Question

A hungry 177 kg lion running northward at 81.8 km/hr attacks and holds onto a 32.0 kg Thomson's gazelle running eastward at 59.0 km/hr. Find the final speed of the lion–gazelle system immediately after the attack.

Answer 1

To find the final speed of the lion-gazelle system immediately after the attack, we need to apply the conservation of momentum.

Step-by-step explanation:

To find the final speed of the lion-gazelle system immediately after the attack, we need to apply the conservation of momentum. Momentum of an object is given by multiplying its mass and velocity.
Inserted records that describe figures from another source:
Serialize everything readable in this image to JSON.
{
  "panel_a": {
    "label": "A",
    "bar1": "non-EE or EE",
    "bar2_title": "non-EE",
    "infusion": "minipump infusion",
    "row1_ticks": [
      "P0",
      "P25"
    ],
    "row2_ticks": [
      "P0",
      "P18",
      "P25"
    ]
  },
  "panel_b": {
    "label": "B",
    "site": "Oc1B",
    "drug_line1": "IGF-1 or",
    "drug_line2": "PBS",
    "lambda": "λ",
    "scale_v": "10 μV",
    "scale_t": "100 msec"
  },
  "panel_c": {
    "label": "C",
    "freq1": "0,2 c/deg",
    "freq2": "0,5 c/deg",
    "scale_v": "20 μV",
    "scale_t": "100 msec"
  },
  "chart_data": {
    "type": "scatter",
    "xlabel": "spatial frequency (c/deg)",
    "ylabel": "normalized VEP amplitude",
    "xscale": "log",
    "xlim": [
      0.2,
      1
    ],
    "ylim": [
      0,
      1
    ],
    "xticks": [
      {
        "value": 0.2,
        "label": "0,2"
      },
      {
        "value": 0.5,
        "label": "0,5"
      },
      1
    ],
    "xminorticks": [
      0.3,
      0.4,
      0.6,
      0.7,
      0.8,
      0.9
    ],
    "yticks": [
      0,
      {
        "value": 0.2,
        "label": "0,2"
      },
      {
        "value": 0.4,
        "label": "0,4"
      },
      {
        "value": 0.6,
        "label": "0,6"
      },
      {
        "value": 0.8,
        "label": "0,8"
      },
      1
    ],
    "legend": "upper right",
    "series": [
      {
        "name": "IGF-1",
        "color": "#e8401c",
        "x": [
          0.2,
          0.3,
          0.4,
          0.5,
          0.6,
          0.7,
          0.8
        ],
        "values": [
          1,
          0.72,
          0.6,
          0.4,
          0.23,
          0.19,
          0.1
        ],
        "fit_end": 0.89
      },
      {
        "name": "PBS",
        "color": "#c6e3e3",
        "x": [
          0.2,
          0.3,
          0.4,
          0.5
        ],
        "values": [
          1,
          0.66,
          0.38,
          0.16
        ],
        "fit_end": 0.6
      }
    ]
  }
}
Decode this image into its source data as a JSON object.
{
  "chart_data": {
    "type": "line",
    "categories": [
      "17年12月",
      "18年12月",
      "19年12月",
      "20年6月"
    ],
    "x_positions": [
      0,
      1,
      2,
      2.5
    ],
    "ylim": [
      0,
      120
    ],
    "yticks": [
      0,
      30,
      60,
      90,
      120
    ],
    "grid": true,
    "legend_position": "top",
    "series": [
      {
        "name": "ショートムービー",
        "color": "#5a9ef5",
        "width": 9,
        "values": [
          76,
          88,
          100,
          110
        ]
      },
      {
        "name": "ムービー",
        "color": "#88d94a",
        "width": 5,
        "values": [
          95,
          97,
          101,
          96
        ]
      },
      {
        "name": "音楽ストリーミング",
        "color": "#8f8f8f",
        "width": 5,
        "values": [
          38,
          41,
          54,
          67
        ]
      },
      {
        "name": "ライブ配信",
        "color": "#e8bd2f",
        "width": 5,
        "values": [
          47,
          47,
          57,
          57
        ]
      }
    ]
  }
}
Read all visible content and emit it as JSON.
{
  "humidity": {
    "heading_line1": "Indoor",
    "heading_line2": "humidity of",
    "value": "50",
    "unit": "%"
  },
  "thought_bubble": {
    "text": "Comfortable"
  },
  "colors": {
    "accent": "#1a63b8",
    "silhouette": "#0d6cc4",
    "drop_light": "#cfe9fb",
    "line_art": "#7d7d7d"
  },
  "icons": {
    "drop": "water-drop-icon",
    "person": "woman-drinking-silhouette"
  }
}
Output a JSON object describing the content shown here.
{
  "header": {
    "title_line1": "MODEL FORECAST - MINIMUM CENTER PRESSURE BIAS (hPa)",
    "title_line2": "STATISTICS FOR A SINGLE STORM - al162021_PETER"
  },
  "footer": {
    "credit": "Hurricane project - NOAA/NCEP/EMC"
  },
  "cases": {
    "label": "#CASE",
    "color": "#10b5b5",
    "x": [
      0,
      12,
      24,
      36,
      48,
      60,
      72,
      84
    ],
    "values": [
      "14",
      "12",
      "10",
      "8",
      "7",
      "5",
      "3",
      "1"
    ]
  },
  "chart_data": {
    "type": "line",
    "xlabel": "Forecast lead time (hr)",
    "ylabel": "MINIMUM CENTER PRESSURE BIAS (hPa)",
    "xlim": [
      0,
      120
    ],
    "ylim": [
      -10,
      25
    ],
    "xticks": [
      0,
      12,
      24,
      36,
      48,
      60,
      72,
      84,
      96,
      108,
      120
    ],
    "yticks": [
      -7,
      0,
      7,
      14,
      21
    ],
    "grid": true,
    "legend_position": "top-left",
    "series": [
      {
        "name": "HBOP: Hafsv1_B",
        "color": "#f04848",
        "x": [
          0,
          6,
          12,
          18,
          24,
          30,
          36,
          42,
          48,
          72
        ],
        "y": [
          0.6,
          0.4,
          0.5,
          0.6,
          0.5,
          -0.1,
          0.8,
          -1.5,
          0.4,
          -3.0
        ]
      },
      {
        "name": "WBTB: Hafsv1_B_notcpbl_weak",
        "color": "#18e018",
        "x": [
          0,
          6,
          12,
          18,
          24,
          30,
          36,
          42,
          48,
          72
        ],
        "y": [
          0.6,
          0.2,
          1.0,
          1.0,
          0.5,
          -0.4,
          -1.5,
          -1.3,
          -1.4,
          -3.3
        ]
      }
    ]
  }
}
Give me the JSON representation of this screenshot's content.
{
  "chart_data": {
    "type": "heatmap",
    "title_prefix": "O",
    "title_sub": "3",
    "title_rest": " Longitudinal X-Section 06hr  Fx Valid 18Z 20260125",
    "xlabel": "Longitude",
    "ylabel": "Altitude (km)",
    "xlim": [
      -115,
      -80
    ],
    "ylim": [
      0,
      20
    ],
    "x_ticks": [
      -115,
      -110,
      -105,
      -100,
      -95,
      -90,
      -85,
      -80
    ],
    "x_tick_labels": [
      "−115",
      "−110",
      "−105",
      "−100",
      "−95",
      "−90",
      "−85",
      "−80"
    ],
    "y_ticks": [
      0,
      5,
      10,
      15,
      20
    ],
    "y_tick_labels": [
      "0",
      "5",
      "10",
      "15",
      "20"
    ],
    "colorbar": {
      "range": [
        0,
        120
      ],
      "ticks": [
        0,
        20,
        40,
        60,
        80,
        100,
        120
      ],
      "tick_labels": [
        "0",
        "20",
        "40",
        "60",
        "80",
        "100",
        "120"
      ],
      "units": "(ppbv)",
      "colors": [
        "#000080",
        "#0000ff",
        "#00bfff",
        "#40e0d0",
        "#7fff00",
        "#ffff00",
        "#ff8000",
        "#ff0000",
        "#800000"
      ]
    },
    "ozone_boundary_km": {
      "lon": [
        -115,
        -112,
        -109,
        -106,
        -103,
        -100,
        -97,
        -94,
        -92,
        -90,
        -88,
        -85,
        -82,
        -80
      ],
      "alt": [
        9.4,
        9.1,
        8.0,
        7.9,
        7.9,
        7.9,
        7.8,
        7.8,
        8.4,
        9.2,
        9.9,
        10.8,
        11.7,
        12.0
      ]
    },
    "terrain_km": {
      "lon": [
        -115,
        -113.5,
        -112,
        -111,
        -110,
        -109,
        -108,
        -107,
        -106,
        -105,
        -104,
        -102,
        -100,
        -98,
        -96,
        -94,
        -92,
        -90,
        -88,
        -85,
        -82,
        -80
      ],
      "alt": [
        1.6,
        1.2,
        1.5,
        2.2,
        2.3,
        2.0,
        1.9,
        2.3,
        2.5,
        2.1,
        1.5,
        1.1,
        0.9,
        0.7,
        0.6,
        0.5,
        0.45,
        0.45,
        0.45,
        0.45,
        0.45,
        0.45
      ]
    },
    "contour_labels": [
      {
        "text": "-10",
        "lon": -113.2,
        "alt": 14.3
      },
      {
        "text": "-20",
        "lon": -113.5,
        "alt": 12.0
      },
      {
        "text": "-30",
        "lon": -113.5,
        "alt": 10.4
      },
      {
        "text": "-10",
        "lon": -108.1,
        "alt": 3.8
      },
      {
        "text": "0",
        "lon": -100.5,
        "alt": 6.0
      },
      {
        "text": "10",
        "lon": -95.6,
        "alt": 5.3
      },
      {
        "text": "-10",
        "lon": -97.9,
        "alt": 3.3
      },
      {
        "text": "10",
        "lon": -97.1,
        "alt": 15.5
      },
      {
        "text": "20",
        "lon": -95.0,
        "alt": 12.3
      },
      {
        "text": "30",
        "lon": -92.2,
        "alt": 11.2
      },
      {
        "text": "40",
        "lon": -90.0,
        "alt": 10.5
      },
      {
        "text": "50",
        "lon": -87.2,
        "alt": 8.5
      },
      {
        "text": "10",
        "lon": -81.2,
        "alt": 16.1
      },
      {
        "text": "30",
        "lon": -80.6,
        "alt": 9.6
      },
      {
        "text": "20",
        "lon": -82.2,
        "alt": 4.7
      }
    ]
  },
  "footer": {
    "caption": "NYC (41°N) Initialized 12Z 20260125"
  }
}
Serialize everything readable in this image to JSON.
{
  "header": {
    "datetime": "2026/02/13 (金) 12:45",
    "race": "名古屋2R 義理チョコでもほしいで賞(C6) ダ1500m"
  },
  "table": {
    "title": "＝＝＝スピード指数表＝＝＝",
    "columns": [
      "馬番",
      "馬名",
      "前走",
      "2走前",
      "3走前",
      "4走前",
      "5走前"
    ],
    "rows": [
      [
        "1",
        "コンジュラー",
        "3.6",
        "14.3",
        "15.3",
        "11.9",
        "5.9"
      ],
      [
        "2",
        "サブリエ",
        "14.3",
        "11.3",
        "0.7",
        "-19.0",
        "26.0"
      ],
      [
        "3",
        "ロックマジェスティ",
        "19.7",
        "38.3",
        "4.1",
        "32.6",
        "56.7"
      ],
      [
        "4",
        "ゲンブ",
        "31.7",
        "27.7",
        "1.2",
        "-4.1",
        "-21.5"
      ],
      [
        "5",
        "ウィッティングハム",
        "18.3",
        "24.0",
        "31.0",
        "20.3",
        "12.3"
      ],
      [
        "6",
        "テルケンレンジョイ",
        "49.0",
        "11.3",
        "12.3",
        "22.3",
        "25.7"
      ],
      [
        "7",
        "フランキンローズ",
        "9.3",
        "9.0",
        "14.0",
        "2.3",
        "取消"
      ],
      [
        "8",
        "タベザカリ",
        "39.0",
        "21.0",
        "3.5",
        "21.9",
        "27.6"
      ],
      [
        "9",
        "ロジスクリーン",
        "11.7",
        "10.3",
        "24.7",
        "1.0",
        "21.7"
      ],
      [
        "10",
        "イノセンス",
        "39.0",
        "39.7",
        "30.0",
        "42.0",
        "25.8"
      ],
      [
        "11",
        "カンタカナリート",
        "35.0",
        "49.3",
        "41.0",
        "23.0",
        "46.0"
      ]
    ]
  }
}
We can calculate the momentum of the lion-gazelle system before the attack and equate it to the momentum after the attack. Assuming the lion and gazelle move as a single system after the attack, we have:

(Mass of lion * Speed of lion) + (Mass of gazelle * Speed of gazelle) = (Total mass of lion and gazelle after attack * Final speed of lion-gazelle system)

Substituting the given values, we get:

(177 kg * 81.8 km/hr) + (32 kg * 59.0 km/hr) = (177 kg + 32 kg) * Final speed of lion-gazelle system

Solving the equation for the final speed, we find the final speed of the lion-gazelle system immediately after the attack.

Answer 2

The final speed of the lion-gazelle system immediately after the attack is 69.862 kilometers per hour.

Step-by-step explanation:

Let suppose that lion and Thomson's gazelle are running at constant speed before and after collision and that collision is entirely inelastic. Given the absence of external force, the Principle of Momentum Conservation is applied such that:

`\vec p_(L) + \vec p_(G) = \vec p_(F)`

Where:

`\vec p_(L)` - Linear momentum of the lion, measured in kilograms-meters per second.

`\vec p_(G)` - Linear momentum of the Thomson's gazelle, measured in kilograms-meters per second.

`\vec p_(F)` - Linear momentum of the lion-Thomson's gazelle, measured in kilograms-meters per second.

After using the definition of momentum, the system is expanded:

`m_(L)\cdot \vec v_(L) + m_(G)\cdot \vec v_(G) = (m_(L) + m_(G))\cdot \vec v_(F)`

Vectorially speaking, the final velocity of the lion-gazelle system is:

`\vec v_(F) = (m_(L))/(m_(L)+m_(G))\cdot \vec v_(L) + (m_(G))/(m_(L)+m_(G))\cdot \vec v_(G)`

Where:

`m_(L)`,
`m_(G)` - Masses of the lion and the Thomson's gazelle, respectively. Measured in kilograms.

`\vec v_(L)`,
`\vec v_(G)`,
`\vec v_(F)` - Velocities of the lion, Thomson's gazelle and the lion-gazelle system. respectively. Measured in meters per second.

If
`m_(L) = 177\,kg`,
`m_(G) = 32\,kg`,
`\vec v_(L) = 81.8\cdot j\,\left[(km)/(h) \right]` and
`\vec v_(G) = 59.0\cdot i\,\left[(km)/(h) \right]`, the final velocity of the lion-gazelle system is:

`\vec v_(F) = (177\,kg)/(177\,kg+32\,kg)\cdot \left(81.8\cdot j\right)\,\left[(km)/(h) \right] + (32\,kg)/(177\,kg+32\,kg)\cdot \left(59.0\cdot i\right)\,\left[(km)/(h) \right]`

`\vec v_(F) = 9.033\cdot i + 69.276\cdot j\,\left[(km)/(h) \right]`

The speed of the system is the magnitude of the velocity vector, which can be found by means of the Pythagorean theorem:

`\|\vec v_(F)\| = \sqrt{\left(9.033(km)/(h) \right)^(2)+\left(69.276(km)/(h) \right)^(2)}`

`\|\vec v_(F)\| \approx 69.862\,(km)/(h)`

The final speed of the lion-gazelle system immediately after the attack is 69.862 kilometers per hour.